Students of India loses founder, mentor

In Indian culture, a guru is something akin to a teacher, a leader or a mentor.

The Students of India Association has lost its guru.

A.N.V. Rao has been all of those things and more to countless students at USF as faculty adviser to SIA since forming the club in 1986. The math professor’s passing last week at age 70 left a seemingly irreplaceable void for the club.

Rao organized programs through SIA that help Indians who come to USF with things like finding accommodations and bringing them free groceries until they can get settled.

“When you come from India it’s a totally new country for you and you don’t know anyone,” SIA Special Events Director Darshan Divakaran said. “What he wanted to do was really make sure that the students, when they come here, they don’t get any cultural shock.”

SIA has grown from just three members when Rao started it to being one of USF’s largest student organizations, with around 500 students.

Divakaran described Rao as a “pillar” for SIA and its members.

“When people have problems, anyone could go to him and say, ‘You know, I’m having this problem,’ and he’d help you out.” Divakaran said. “He’d make sure that problem didn’t exist.”

He said Rao was always there for SIA and its members, no matter what arose – such as when a member died while swimming at an off-campus apartment complex several years ago.

Divakaran said Rao comforted the students, told them not to worry, covered many of the costs involved with the incident and even handled sending the remains to India.

“He was there throughout it,” he said. “For SIA it was a new thing. We don’t know what to do when a person dies – how to send him back home.”

Rao’s colleagues in the math department had only kind words to describe him.

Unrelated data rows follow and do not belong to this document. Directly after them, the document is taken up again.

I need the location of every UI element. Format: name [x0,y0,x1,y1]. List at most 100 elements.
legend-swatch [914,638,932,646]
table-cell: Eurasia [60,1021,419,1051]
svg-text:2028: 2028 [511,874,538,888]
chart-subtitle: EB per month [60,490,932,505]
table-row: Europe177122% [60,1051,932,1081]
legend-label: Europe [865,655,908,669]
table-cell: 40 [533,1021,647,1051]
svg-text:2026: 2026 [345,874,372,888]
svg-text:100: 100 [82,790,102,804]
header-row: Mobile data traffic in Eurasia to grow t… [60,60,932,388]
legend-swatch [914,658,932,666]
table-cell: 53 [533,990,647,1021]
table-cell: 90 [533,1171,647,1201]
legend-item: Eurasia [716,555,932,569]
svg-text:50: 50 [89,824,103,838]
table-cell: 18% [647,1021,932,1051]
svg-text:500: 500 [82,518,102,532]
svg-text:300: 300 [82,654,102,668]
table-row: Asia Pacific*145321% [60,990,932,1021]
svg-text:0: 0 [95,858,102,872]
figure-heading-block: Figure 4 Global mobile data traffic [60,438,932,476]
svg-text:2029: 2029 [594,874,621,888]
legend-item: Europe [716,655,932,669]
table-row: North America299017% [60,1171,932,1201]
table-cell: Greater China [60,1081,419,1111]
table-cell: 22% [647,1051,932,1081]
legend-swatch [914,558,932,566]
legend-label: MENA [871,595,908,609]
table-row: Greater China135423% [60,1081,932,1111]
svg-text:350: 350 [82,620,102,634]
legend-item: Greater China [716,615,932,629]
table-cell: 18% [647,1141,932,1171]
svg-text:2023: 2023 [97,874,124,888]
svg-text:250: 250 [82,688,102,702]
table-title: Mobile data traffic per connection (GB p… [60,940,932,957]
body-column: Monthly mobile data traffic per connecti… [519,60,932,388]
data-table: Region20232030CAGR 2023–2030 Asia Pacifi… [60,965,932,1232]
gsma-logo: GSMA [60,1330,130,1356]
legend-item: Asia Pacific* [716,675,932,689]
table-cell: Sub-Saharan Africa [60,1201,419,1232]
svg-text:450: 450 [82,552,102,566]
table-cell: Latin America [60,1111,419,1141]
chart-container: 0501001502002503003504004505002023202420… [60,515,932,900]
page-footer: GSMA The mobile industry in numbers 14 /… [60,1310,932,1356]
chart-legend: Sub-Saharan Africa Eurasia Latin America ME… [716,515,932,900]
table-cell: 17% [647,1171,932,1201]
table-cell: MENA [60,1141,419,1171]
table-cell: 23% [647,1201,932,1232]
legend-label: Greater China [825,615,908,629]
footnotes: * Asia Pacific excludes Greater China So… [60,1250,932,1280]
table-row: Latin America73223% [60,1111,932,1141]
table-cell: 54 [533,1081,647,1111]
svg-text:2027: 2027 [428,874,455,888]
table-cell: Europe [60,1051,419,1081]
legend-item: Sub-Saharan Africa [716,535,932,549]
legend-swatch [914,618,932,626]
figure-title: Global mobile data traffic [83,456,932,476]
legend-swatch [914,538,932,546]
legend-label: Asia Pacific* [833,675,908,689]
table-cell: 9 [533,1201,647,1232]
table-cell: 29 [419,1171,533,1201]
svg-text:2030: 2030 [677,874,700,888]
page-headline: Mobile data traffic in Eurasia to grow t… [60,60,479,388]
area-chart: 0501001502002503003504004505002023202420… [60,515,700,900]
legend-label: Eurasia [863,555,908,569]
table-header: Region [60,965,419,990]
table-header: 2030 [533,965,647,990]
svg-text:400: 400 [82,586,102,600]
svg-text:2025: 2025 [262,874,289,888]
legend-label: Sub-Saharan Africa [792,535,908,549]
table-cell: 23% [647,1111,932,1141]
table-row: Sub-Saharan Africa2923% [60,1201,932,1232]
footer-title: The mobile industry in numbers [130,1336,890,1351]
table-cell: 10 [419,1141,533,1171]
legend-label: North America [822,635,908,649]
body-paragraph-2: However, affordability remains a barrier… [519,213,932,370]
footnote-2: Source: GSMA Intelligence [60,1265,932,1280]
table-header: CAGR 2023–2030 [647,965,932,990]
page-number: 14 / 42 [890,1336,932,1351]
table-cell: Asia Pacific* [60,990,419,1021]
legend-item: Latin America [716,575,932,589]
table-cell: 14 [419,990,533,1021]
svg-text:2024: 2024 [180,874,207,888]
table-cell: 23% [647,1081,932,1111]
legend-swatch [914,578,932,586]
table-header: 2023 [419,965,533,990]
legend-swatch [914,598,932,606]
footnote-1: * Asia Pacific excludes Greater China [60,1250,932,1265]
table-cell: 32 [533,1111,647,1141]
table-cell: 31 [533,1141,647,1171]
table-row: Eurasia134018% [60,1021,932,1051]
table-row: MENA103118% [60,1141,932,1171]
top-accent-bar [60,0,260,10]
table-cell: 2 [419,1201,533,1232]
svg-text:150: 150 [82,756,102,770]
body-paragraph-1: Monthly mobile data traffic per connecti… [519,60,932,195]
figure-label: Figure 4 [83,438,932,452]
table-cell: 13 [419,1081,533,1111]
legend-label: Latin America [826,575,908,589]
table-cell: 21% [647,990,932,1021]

“Dr. Rao was a kind and selfless man whose immediate question on hearing of any difficulty was, ‘How can I help?'” Mathematics and Statistics Department Chair Marcus McWaters said.

Along with his contributions to USF, Rao also started the Urban Scholars Outreach Program (USOP), which is geared toward academically helping disadvantaged minority youths.

“USOP was designed to help students in grades K-12 develop the math, reading and writing skills that would carry them into college and beyond,” McWaters said. “It targeted African-American and Hispanic students in urban communities, and is a free educational supplement available to all.”

As proof of his impact on the community, Divakaran estimated that 500 people of all ethnic backgrounds attended Rao’s recent memorial service.

The USF Foundation is in the early stages of making a scholarship in Rao’s name and has starting collecting donations.

“It’s not really just for Indians, but for anyone who is deserving – good in their studies, but they can’t keep up with the money,” he said.